Credit card alternative. To avoid the NET 30 Application Process and the uncertainty of prompt payment, you could have the store or gallery pay for orders on their credit card. They would get a "float" for about 30 days, and you receive payment immediately. The fee from the credit card company (usually 1% - 3%) may well be worth the certainty of being paid on time. You can call the store just before you ship the work and they pay with a credit card to complete the transaction.
It is also important to note that Boris states (in his Application for Net 30) that he will not send more work if the account is past due.
Why do artists send more work to galleries if they are owed money? From what I hear, many artists think that selling some work and getting paid 3-4 months late is better than not selling work. I don't agree with this line of thinking. It encourages bad behavior because there is no negative consequence. Think about it, there are only two scenarios. If the owners simply have a bad habit of paying late, then an interest charge would give them an incentive to pay on time or you would earn interest on your funds that are unavailable. And if they are using your money to pay last month's rent, then you are risking loss of the entire amount when they go out of business. Is that a risk work taking?

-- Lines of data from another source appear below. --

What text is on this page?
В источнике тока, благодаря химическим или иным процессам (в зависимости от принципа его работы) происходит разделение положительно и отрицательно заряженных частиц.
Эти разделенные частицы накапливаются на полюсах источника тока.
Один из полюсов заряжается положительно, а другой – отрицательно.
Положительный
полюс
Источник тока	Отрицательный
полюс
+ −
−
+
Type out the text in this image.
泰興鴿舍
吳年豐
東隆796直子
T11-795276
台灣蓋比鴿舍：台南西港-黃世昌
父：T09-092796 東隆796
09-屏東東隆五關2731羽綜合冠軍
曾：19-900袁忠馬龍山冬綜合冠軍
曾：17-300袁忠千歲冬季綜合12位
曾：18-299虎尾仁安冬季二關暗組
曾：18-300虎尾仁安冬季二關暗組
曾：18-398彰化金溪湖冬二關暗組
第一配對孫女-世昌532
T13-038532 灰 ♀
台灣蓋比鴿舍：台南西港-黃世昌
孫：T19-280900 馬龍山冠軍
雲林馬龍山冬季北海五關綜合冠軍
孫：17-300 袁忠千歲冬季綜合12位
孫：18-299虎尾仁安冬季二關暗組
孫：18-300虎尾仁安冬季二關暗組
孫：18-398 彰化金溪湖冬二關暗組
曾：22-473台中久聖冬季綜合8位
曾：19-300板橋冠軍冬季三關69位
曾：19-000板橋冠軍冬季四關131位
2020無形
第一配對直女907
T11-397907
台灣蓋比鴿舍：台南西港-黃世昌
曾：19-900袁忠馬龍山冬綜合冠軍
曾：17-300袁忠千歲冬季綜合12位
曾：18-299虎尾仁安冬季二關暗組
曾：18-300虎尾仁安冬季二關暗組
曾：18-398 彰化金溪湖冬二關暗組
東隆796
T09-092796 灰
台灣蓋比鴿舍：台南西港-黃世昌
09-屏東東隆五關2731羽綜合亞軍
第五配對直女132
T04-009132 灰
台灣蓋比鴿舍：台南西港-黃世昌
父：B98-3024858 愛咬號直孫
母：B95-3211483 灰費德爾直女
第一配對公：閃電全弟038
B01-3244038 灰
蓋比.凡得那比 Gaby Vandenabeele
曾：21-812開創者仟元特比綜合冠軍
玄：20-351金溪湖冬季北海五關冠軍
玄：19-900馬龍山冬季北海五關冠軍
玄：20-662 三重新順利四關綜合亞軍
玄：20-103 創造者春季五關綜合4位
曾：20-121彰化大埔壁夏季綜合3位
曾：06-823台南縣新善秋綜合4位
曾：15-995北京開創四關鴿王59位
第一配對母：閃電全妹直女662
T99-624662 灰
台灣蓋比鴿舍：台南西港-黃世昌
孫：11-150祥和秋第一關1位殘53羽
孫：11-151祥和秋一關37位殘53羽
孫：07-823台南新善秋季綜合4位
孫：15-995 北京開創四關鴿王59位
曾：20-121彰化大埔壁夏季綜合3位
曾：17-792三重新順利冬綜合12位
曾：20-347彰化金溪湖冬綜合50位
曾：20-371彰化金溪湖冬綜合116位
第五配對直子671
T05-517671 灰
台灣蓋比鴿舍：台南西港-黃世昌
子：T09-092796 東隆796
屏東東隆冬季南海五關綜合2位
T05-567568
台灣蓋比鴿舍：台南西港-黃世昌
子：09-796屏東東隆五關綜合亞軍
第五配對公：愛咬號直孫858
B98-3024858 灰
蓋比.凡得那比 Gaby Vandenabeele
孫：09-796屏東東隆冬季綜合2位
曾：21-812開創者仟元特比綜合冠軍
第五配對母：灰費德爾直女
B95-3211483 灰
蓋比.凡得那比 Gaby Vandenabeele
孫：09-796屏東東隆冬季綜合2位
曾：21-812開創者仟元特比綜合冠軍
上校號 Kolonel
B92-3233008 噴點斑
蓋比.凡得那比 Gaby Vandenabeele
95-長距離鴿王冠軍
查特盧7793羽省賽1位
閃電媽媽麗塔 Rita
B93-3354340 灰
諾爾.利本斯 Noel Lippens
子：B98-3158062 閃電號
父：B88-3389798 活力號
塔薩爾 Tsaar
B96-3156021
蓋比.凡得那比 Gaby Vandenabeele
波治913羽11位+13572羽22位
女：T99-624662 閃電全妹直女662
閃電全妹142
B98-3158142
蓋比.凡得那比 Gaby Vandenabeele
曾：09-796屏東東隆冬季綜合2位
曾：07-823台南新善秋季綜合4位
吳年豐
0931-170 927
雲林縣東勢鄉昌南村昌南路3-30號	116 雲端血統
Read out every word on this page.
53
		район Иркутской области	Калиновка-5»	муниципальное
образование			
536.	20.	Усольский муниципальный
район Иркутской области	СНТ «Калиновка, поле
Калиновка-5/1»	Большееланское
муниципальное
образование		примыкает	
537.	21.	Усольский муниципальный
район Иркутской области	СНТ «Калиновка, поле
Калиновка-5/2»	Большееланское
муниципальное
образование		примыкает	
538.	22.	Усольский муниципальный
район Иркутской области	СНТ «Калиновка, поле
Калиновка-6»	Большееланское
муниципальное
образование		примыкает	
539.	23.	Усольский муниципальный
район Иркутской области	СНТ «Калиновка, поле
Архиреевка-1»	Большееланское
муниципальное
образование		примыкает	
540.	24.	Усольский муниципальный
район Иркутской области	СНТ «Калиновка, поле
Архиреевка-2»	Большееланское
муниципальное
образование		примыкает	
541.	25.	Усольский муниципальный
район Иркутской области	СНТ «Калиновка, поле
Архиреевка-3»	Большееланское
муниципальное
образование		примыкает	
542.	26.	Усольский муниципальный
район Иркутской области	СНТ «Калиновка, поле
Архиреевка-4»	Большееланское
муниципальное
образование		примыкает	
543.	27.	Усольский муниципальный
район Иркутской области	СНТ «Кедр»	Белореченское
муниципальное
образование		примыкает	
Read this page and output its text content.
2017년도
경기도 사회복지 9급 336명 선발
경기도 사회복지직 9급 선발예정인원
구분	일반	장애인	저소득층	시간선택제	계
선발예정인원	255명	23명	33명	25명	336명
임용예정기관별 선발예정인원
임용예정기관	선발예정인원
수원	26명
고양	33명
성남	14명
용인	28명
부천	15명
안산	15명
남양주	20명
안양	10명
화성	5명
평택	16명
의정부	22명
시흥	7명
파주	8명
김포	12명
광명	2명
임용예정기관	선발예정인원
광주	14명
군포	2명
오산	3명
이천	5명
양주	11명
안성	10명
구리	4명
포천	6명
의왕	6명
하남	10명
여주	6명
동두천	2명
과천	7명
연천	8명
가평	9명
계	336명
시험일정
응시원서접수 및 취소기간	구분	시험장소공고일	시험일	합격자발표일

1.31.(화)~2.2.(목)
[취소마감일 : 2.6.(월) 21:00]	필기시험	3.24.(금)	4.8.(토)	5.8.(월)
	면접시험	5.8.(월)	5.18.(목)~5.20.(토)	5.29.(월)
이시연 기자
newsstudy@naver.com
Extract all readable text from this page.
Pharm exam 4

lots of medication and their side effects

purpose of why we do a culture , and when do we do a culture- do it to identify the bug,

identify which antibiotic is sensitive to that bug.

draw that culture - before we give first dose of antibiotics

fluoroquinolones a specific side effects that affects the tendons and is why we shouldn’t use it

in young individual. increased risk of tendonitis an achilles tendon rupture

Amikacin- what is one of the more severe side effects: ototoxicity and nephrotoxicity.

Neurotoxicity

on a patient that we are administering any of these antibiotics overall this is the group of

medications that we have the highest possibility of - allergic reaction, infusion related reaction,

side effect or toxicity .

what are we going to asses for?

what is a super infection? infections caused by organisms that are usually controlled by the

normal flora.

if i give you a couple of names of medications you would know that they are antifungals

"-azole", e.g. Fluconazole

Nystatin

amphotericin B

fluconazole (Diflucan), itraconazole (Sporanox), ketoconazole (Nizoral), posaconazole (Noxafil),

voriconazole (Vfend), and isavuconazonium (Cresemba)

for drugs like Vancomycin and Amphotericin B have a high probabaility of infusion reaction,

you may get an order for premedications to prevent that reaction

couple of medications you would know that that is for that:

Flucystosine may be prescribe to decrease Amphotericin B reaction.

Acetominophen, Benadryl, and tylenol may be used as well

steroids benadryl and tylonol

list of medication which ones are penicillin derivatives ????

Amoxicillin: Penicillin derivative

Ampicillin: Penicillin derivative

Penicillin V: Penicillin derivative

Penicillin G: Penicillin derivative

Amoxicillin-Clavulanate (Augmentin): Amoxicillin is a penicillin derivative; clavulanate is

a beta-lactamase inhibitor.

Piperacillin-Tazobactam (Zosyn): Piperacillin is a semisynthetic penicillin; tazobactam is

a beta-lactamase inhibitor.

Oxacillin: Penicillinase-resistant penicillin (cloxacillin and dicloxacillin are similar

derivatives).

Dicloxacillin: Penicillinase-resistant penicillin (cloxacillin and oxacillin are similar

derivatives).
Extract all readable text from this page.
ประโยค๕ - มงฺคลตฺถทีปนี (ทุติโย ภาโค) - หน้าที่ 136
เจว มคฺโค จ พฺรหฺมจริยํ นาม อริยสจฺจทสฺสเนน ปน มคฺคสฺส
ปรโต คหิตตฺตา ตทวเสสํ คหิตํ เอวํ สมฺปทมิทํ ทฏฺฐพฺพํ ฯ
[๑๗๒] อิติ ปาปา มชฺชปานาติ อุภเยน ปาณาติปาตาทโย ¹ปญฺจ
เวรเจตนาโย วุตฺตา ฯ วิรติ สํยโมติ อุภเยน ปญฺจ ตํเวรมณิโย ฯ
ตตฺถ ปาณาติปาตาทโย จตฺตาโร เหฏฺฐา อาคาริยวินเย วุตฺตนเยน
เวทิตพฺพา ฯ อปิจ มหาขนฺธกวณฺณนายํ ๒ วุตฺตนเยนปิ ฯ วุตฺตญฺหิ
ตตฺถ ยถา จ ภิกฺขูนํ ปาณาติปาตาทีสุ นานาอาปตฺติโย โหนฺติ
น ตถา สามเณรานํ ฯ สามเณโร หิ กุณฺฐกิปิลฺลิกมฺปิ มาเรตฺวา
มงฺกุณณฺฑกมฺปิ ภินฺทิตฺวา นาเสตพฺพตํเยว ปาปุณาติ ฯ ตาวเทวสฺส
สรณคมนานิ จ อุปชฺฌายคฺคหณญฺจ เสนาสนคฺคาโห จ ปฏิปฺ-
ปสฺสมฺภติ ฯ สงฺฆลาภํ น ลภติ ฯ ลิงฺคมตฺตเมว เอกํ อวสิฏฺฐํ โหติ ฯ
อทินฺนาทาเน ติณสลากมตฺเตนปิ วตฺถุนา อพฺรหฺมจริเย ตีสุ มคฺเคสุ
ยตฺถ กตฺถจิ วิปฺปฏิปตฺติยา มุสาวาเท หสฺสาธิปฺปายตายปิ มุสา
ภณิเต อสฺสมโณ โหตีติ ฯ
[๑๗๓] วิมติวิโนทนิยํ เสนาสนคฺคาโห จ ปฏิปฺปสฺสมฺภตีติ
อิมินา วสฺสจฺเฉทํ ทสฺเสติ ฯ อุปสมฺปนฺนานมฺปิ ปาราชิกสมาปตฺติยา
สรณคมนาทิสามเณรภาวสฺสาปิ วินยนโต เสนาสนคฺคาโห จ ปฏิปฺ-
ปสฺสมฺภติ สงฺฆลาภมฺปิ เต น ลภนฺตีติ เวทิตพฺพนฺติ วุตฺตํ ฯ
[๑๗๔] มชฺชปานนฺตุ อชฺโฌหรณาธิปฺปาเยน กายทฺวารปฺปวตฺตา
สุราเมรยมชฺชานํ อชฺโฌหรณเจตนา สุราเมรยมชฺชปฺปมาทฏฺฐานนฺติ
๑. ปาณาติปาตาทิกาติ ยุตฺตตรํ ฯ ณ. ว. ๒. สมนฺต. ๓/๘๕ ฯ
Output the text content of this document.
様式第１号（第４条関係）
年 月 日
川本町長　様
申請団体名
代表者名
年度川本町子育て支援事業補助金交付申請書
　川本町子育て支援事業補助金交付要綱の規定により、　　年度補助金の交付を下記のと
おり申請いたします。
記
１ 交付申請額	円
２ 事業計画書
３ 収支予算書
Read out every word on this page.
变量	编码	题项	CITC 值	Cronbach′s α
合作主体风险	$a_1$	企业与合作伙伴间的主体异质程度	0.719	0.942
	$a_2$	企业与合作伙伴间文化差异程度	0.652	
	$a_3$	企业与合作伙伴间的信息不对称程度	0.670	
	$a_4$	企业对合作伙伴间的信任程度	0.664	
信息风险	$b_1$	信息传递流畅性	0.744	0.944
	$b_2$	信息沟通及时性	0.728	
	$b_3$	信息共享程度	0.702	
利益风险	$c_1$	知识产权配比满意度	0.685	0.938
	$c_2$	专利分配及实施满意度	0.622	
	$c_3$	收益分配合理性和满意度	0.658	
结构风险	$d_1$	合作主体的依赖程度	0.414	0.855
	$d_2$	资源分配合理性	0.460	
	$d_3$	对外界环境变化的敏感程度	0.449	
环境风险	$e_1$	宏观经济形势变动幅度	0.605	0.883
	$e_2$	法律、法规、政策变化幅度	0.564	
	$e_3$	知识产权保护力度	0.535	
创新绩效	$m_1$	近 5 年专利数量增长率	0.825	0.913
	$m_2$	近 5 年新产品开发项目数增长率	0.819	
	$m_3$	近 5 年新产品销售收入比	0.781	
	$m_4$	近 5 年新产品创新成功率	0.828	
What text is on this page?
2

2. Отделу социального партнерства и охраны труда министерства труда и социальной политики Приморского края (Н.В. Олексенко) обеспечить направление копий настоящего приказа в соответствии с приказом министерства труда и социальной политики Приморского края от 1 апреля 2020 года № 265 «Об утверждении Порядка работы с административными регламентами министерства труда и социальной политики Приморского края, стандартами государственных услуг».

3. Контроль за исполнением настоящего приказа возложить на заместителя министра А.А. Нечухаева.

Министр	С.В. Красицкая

Example Application for Net 30 as an image. Download NET30_Application.
The Application for Net 30 for his accounts is probably a pretty standard form except for the clause near the bottom. Boris Bally means "Business" with a capital B when he sends his work to a retail location. If a payment is late he expects the store/gallery to pay a late fee. I have copied and pasted this important clause below:
Credit policy and disclosures for NET30 Account:
All bills are due and payable, in full, thirty days after date on invoice. A finance charge will be imposed on any amount thirty days or more past due at a periodic rate of 1.75% per month. (annual percentage rate 21%) This rate is based on your past due balance at the end of each billing period. Please note: Orders placed on past due accounts will be held until account is current or may be sent COD at your request. No returns on orders unless prior written approval by Atelier Boris Bally. If your account is turned over to a collection agency or attorney for collection, or in the event of default, all collection, legal expenses and reasonable attorney fees will be paid by the debtor and be processed in and according to the laws of the State of Rhode Island.
You could copy this clause and add it to your invoice. The merit is that Boris Bally clearly states his payment expectations for payment within a specific period of time, interest rate per month, annual percentage rate, how the rate is established, returns, and what happens if the account is past due.
Of course, you would want to check your state laws for legal compliance and change the final sentence to "....according to the laws of the State of __(your state name)__.)
If the readers of ASK Harriete have terms that they would like to share with this audience, they may paste it below in the comments or send it to me directly. It might be useful to compare terms and create momentum for prompt payment and appropriate interest payments if payment is past due.